Una mano salva l’altra
A trarre in salvo il bambino cinese sommerso dall’onda impazzita di piazza San Carlo sono stati un Federico italiano e un Mohammad senegalese. Ma più che la diversa pigmentazione della pelle dei protagonisti, di questa storia mi ha colpito qualcosa di invisibile agli occhi. Anche Mohammad era stato travolto dalla folla in fuga. Proprio quando aveva creduto di morire soffocato sotto la pressione degli altri corpi, una mano si era abbassata verso la sua e lo aveva riportato a galla, nel mondo dei vivi. Mohammad dice di avere sentito un pensiero farsi largo nella sua testa: «Prima di andare via, anche tu devi salvare qualcuno». Così aveva aguzzato lo sguardo. E visto il bambino.

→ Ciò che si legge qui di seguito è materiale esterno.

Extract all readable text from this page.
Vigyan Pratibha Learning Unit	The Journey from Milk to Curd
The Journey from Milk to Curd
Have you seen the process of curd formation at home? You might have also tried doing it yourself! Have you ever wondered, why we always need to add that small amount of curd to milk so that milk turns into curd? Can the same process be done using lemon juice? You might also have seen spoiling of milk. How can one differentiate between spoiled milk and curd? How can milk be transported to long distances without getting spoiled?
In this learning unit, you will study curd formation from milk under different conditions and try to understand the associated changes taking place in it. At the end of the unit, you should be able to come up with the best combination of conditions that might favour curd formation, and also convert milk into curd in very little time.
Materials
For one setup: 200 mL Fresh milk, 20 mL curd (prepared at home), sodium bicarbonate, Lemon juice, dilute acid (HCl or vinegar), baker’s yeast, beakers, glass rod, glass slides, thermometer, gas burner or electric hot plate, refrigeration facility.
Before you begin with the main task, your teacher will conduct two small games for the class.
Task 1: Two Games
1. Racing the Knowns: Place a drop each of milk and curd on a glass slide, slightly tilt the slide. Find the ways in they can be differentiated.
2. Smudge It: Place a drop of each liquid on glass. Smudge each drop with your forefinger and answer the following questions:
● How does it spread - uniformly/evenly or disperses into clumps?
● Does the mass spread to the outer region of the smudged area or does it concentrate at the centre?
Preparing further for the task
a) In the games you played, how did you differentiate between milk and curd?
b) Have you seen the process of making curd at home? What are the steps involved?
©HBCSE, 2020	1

La sua parabola di beneficato-benefattore riporta alla mente quella del miliardario che dispensava biglietti da dieci dollari ai barboni di New York, travestito da Babbo Natale per non farsi riconoscere. A chi gli chiedeva le ragioni della sua schiva generosità, rispondeva che da giovane era stato un barbone anche lui. Una sera aveva cenato a sbafo in un locale e il cameriere minacciava di chiamare la polizia. Ma il proprietario aveva poggiato un biglietto da dieci dollari sul tavolo: «Signore, le sono caduti questi», gli aveva detto. E il suo cuore si era aperto per sempre. A differenza delle parole, i gesti parlano al nostro subconscio. La loro potenza emulativa è strabiliante. Quel bambino cinese lo hanno salvato in tre: Federico, Mohammad e la mano ignota che ha salvato lui.